By Dhirendra Tripathi
Investing.com – PayPal stock (NASDAQ:PYPL) plummeted more than 12% Tuesday as the payments company lowered its outlook for sales and the volumes it will process during the year.
Third-quarter performance suffered as transactions tied to eBay's (NASDAQ:EBAY) marketplace slid 45%, according to a statement by PayPal. That led to the company missing analysts’ forecast for third-quarter sales. A raft of downgrades followed.
PayPal now expects 2021 revenue to grow by around 18% to $25.35 billion at the midpoint, compared to around 20% growth the firm had guided earlier.
It also lowered the top end of its growth forecast for total payment volumes processed to 34% from 35% earlier. It kept the lower end of around 33% growth unchanged.
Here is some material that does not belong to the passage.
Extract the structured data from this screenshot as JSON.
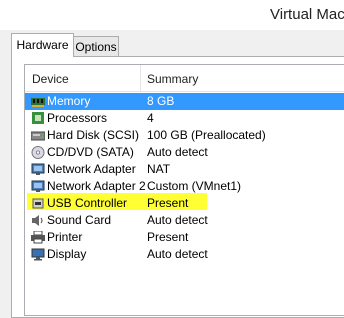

Ebay’s share of PayPal’s TPV more than halved to 3%. This loss was expected since the two decided to end their longtime partnership in 2018 but the pace of decline may hold a surprise for the payments company.
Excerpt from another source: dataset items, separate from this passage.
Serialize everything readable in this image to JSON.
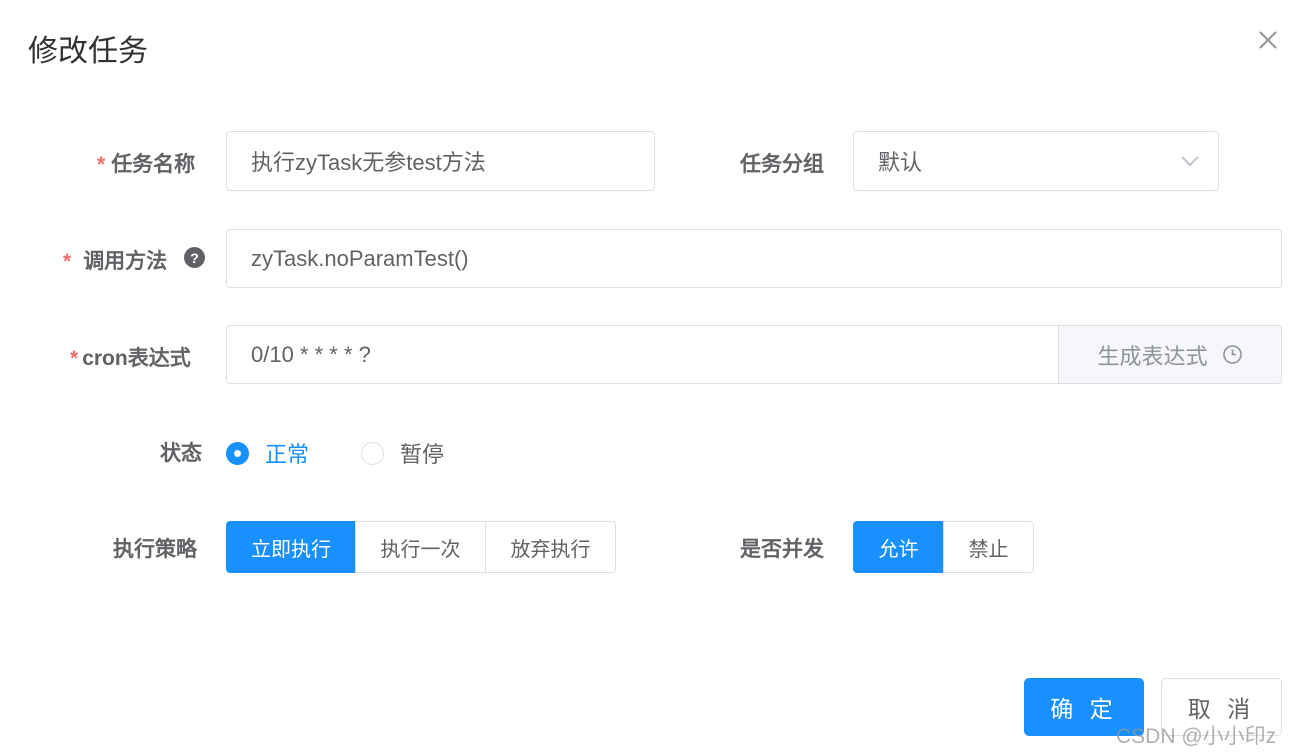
{
  "dialog": {
    "title": "修改任务"
  },
  "form": {
    "job_name": {
      "label": "任务名称",
      "value": "执行zyTask无参test方法"
    },
    "job_group": {
      "label": "任务分组",
      "value": "默认"
    },
    "invoke_target": {
      "label": "调用方法",
      "value": "zyTask.noParamTest()",
      "help": "?"
    },
    "cron": {
      "label": "cron表达式",
      "value": "0/10 * * * * ?",
      "generate_label": "生成表达式"
    },
    "status": {
      "label": "状态",
      "options": [
        "正常",
        "暂停"
      ],
      "selected": "正常"
    },
    "misfire_policy": {
      "label": "执行策略",
      "options": [
        "立即执行",
        "执行一次",
        "放弃执行"
      ],
      "selected": "立即执行"
    },
    "concurrent": {
      "label": "是否并发",
      "options": [
        "允许",
        "禁止"
      ],
      "selected": "允许"
    },
    "required_mark": "*"
  },
  "footer": {
    "confirm_label": "确 定",
    "cancel_label": "取 消"
  },
  "watermark": "CSDN @小小印z",
  "colors": {
    "primary": "#1890ff",
    "required": "#f56c6c",
    "text": "#606266",
    "border": "#dcdfe6"
  },
  "icons": {
    "close": "close-icon",
    "select": "chevron-down-icon",
    "clock": "clock-icon",
    "help": "question-circle-icon"
  }
}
Chief Executive Officer Dan Schulman attempted to paint the company’s agreement with Amazon (NASDAQ:AMZN) as the next big thing. The company said the tie-up will enable Venmo’s 80+ million users in the U.S. to pay with Venmo on Amazon starting next year.
Net revenue in the third quarter rose 13%, to $6.18 billion. Profit per share of $1.11 was higher than estimates.
Piper Sandler lowered the price target for PayPal shares to $280. Truist Securities sees them at $200. Deutsche, RBC and Rosenblatt also lowered their targets. The stock touched a low of $200.83 so far in the session.